Country of origin: Bangladesh
Host: Professor Kåre-Olav Stensløkken
Group: Heart Physiology group, Division of Physiology, Department of Molecular Medicine
Thematic area: Cardiac and Hepatic Physiology
Project title: Reducing cell death in livers from donors after controlled circulatory death (cDCD), targeting mitochondria induced pathways.
There is a shortage of organs for donation in Europe and patients die on waiting lists. Using organs from patients after controlled Donation after Circulatory Death (cDCD) may be a solution to increase the amount of available organs. However, these organs have been subjected to a stop in blood flow, which may harm the tissue. We aim to reduce damage in cDCD livers and to develop methods to evaluate function before transplantation. The mitochondria, small intracellular organelles that use oxygen, will in the absence of oxygen, become inducers of death. They can induce both regulated (apoptosis) and unregulated (necroptosis) cell death. We plan to inhibit mitochondria induced cell death in isolated cells and the ex vivo perfused rat liver in a cDCD model. Further, we will investigate mitochondrial function and cell death pathways, hence to evaluate liver function and transplantable eligibility.

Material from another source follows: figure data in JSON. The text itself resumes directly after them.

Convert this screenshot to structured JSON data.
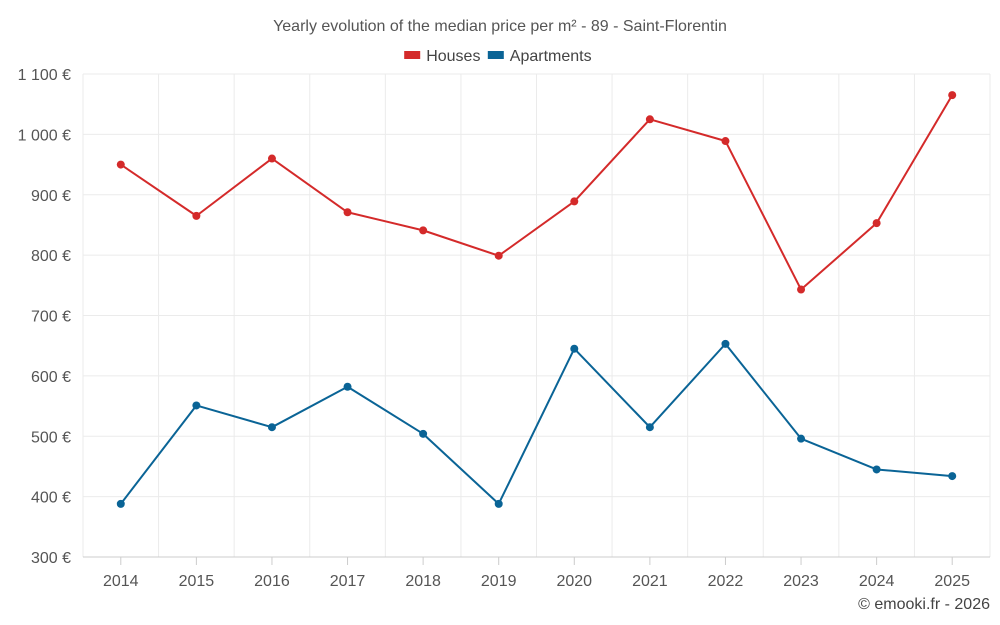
{
  "chart_data": {
    "type": "line",
    "title": "Yearly evolution of the median price per m² - 89 - Saint-Florentin",
    "categories": [
      "2014",
      "2015",
      "2016",
      "2017",
      "2018",
      "2019",
      "2020",
      "2021",
      "2022",
      "2023",
      "2024",
      "2025"
    ],
    "series": [
      {
        "name": "Houses",
        "color": "#d42a2a",
        "values": [
          950,
          865,
          960,
          871,
          841,
          799,
          889,
          1025,
          989,
          743,
          853,
          1065
        ]
      },
      {
        "name": "Apartments",
        "color": "#0a6496",
        "values": [
          388,
          551,
          515,
          582,
          504,
          388,
          645,
          515,
          653,
          496,
          445,
          434
        ]
      }
    ],
    "ylim": [
      300,
      1100
    ],
    "yticks": [
      300,
      400,
      500,
      600,
      700,
      800,
      900,
      1000,
      1100
    ],
    "ytick_labels": [
      "300 €",
      "400 €",
      "500 €",
      "600 €",
      "700 €",
      "800 €",
      "900 €",
      "1 000 €",
      "1 100 €"
    ],
    "xlabel": "",
    "ylabel": "",
    "grid": true,
    "legend_position": "top-center"
  },
  "credit": "© emooki.fr - 2026"
}
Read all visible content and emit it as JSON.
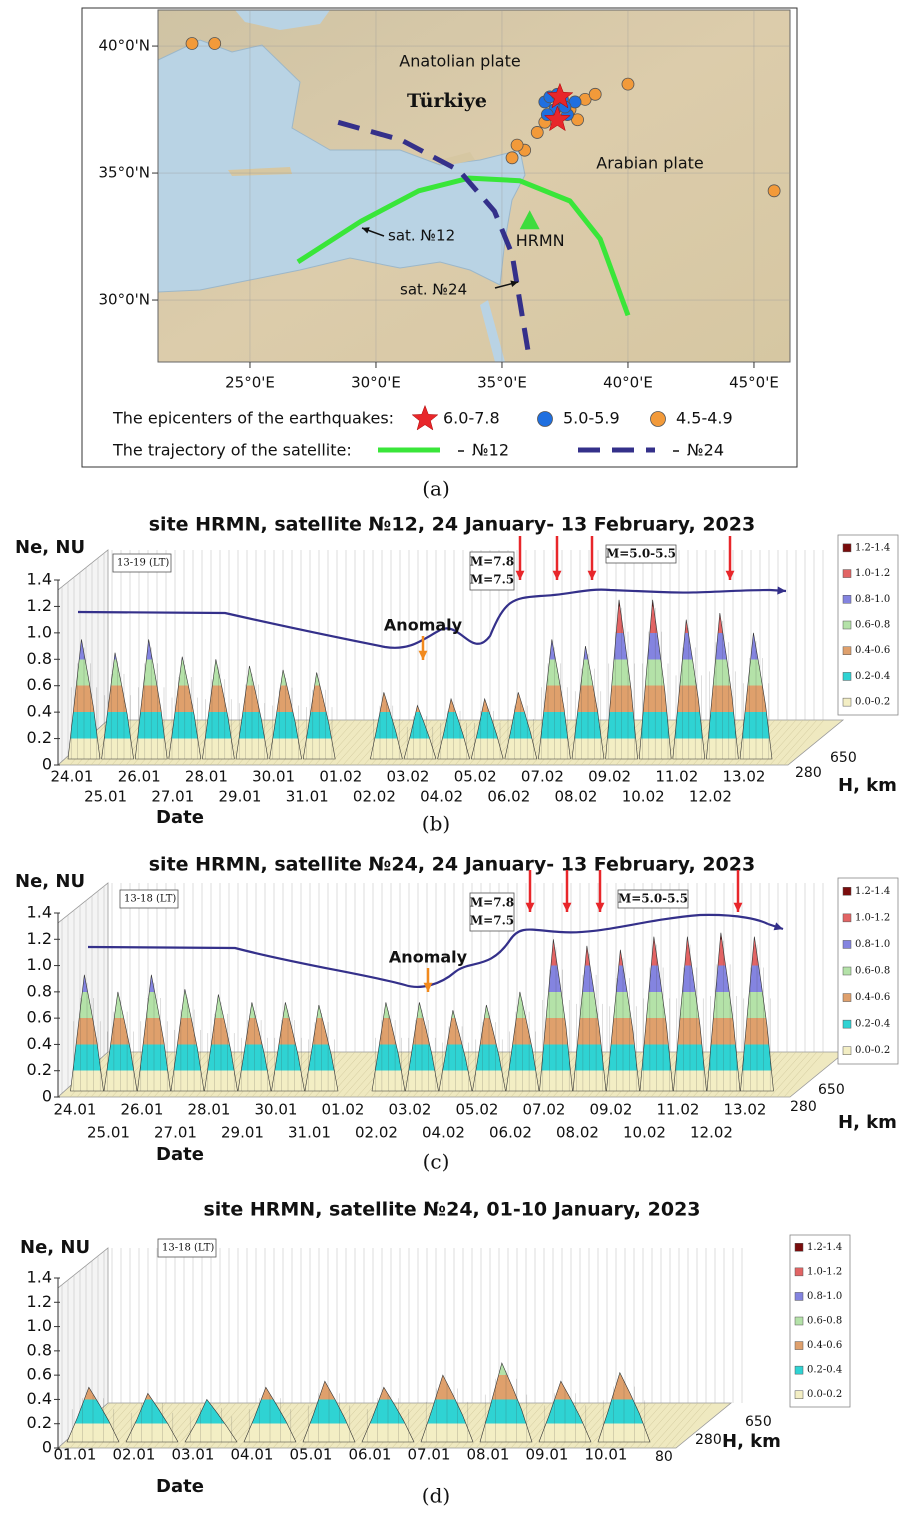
{
  "map": {
    "caption": "(a)",
    "lon_range": [
      21.35,
      46.43
    ],
    "lat_range": [
      27.56,
      41.42
    ],
    "lat_ticks": [
      {
        "value": 40,
        "label": "40°0'N"
      },
      {
        "value": 35,
        "label": "35°0'N"
      },
      {
        "value": 30,
        "label": "30°0'N"
      }
    ],
    "lon_ticks": [
      {
        "value": 25,
        "label": "25°0'E"
      },
      {
        "value": 30,
        "label": "30°0'E"
      },
      {
        "value": 35,
        "label": "35°0'E"
      },
      {
        "value": 40,
        "label": "40°0'E"
      },
      {
        "value": 45,
        "label": "45°0'E"
      }
    ],
    "labels": {
      "anatolian": "Anatolian plate",
      "turkiye": "Türkiye",
      "arabian": "Arabian plate",
      "sat12": "sat. №12",
      "sat24": "sat. №24"
    },
    "station": {
      "name": "HRMN",
      "lon": 36.1,
      "lat": 33.1,
      "color": "#3ddc3d"
    },
    "epicenters_title": "The epicenters of the earthquakes:",
    "epicenters": [
      {
        "label": "6.0-7.8",
        "color": "#e8262a",
        "shape": "star",
        "lon": [
          37.3,
          37.2
        ],
        "lat": [
          38.0,
          37.1
        ]
      },
      {
        "label": "5.0-5.9",
        "color": "#1f6fe0",
        "shape": "circle",
        "lon": [
          36.7,
          36.9,
          37.1,
          37.4,
          37.6,
          37.9,
          36.8,
          37.2,
          37.5
        ],
        "lat": [
          37.8,
          38.0,
          37.5,
          37.9,
          37.3,
          37.8,
          37.3,
          38.1,
          37.6
        ]
      },
      {
        "label": "4.5-4.9",
        "color": "#f29a3a",
        "shape": "circle",
        "lon": [
          22.7,
          23.6,
          40.0,
          45.8,
          35.4,
          35.9,
          36.4,
          36.7,
          38.3,
          38.7,
          37.7,
          38.0,
          35.6
        ],
        "lat": [
          40.1,
          40.1,
          38.5,
          34.3,
          35.6,
          35.9,
          36.6,
          37.0,
          37.9,
          38.1,
          37.5,
          37.1,
          36.1
        ]
      }
    ],
    "trajectory_title": "The trajectory of the satellite:",
    "trajectories": [
      {
        "name": "№12",
        "color": "#39e639",
        "dashed": false,
        "lon": [
          26.9,
          29.4,
          31.7,
          33.7,
          35.7,
          37.7,
          38.9,
          40.0
        ],
        "lat": [
          31.5,
          33.1,
          34.3,
          34.8,
          34.7,
          33.9,
          32.4,
          29.4
        ]
      },
      {
        "name": "№24",
        "color": "#34308a",
        "dashed": true,
        "lon": [
          28.5,
          31.0,
          33.3,
          34.7,
          35.4,
          35.7,
          36.1
        ],
        "lat": [
          37.0,
          36.3,
          35.1,
          33.5,
          31.8,
          30.0,
          27.6
        ]
      }
    ]
  },
  "charts": [
    {
      "type": "surface",
      "caption": "(b)",
      "title": "site HRMN, satellite №12, 24 January- 13 February, 2023",
      "y_label": "Ne, NU",
      "x_label": "Date",
      "z_label": "H, km",
      "z_ticks": [
        280,
        650
      ],
      "time_window": "13-19 (LT)",
      "ylim": [
        0,
        1.4
      ],
      "yticks": [
        0,
        0.2,
        0.4,
        0.6,
        0.8,
        {
          "value": 1,
          "label": "1.0"
        },
        1.2,
        1.4
      ],
      "levels": [
        {
          "label": "0.0-0.2",
          "color": "#f3eec4"
        },
        {
          "label": "0.2-0.4",
          "color": "#2fd3d3"
        },
        {
          "label": "0.4-0.6",
          "color": "#dfa06c"
        },
        {
          "label": "0.6-0.8",
          "color": "#b4e2a8"
        },
        {
          "label": "0.8-1.0",
          "color": "#8484e0"
        },
        {
          "label": "1.0-1.2",
          "color": "#e26464"
        },
        {
          "label": "1.2-1.4",
          "color": "#7a0c0c"
        }
      ],
      "categories": [
        "24.01",
        "25.01",
        "26.01",
        "27.01",
        "28.01",
        "29.01",
        "30.01",
        "31.01",
        "01.02",
        "02.02",
        "03.02",
        "04.02",
        "05.02",
        "06.02",
        "07.02",
        "08.02",
        "09.02",
        "10.02",
        "11.02",
        "12.02",
        "13.02"
      ],
      "values": [
        0.95,
        0.85,
        0.95,
        0.82,
        0.8,
        0.75,
        0.72,
        0.7,
        null,
        0.55,
        0.45,
        0.5,
        0.5,
        0.55,
        0.95,
        0.9,
        1.25,
        1.25,
        1.1,
        1.15,
        1.0
      ],
      "annotations": {
        "anomaly": "Anomaly",
        "major": [
          "M=7.8",
          "M=7.5"
        ],
        "minor": "M=5.0-5.5"
      }
    },
    {
      "type": "surface",
      "caption": "(c)",
      "title": "site HRMN, satellite №24, 24 January- 13 February, 2023",
      "y_label": "Ne, NU",
      "x_label": "Date",
      "z_label": "H, km",
      "z_ticks": [
        280,
        650
      ],
      "time_window": "13-18 (LT)",
      "ylim": [
        0,
        1.4
      ],
      "yticks": [
        0,
        0.2,
        0.4,
        0.6,
        0.8,
        {
          "value": 1,
          "label": "1.0"
        },
        1.2,
        1.4
      ],
      "levels": [
        {
          "label": "0.0-0.2",
          "color": "#f3eec4"
        },
        {
          "label": "0.2-0.4",
          "color": "#2fd3d3"
        },
        {
          "label": "0.4-0.6",
          "color": "#dfa06c"
        },
        {
          "label": "0.6-0.8",
          "color": "#b4e2a8"
        },
        {
          "label": "0.8-1.0",
          "color": "#8484e0"
        },
        {
          "label": "1.0-1.2",
          "color": "#e26464"
        },
        {
          "label": "1.2-1.4",
          "color": "#7a0c0c"
        }
      ],
      "categories": [
        "24.01",
        "25.01",
        "26.01",
        "27.01",
        "28.01",
        "29.01",
        "30.01",
        "31.01",
        "01.02",
        "02.02",
        "03.02",
        "04.02",
        "05.02",
        "06.02",
        "07.02",
        "08.02",
        "09.02",
        "10.02",
        "11.02",
        "12.02",
        "13.02"
      ],
      "values": [
        0.93,
        0.8,
        0.93,
        0.82,
        0.78,
        0.72,
        0.72,
        0.7,
        null,
        0.72,
        0.72,
        0.66,
        0.7,
        0.8,
        1.2,
        1.15,
        1.12,
        1.22,
        1.22,
        1.25,
        1.22
      ],
      "annotations": {
        "anomaly": "Anomaly",
        "major": [
          "M=7.8",
          "M=7.5"
        ],
        "minor": "M=5.0-5.5"
      }
    },
    {
      "type": "surface",
      "caption": "(d)",
      "title": "site HRMN, satellite №24, 01-10 January, 2023",
      "y_label": "Ne, NU",
      "x_label": "Date",
      "z_label": "H, km",
      "z_ticks": [
        80,
        280,
        650
      ],
      "time_window": "13-18 (LT)",
      "ylim": [
        0,
        1.4
      ],
      "yticks": [
        0,
        0.2,
        0.4,
        0.6,
        0.8,
        {
          "value": 1,
          "label": "1.0"
        },
        1.2,
        1.4
      ],
      "levels": [
        {
          "label": "0.0-0.2",
          "color": "#f3eec4"
        },
        {
          "label": "0.2-0.4",
          "color": "#2fd3d3"
        },
        {
          "label": "0.4-0.6",
          "color": "#dfa06c"
        },
        {
          "label": "0.6-0.8",
          "color": "#b4e2a8"
        },
        {
          "label": "0.8-1.0",
          "color": "#8484e0"
        },
        {
          "label": "1.0-1.2",
          "color": "#e26464"
        },
        {
          "label": "1.2-1.4",
          "color": "#7a0c0c"
        }
      ],
      "categories": [
        "01.01",
        "02.01",
        "03.01",
        "04.01",
        "05.01",
        "06.01",
        "07.01",
        "08.01",
        "09.01",
        "10.01"
      ],
      "values": [
        0.5,
        0.45,
        0.4,
        0.5,
        0.55,
        0.5,
        0.6,
        0.7,
        0.55,
        0.62
      ]
    }
  ]
}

The overall aim of the project is to increase function in livers from marginal donors, turning previously discarded organs into use. Implementation of cDCD in England increased the amount of available organs by 40%. Implementing this method in Norway will likely save several lives, as people die on waiting lists. Therefore, to have exact knowledge on liver graft function would be highly beneficial.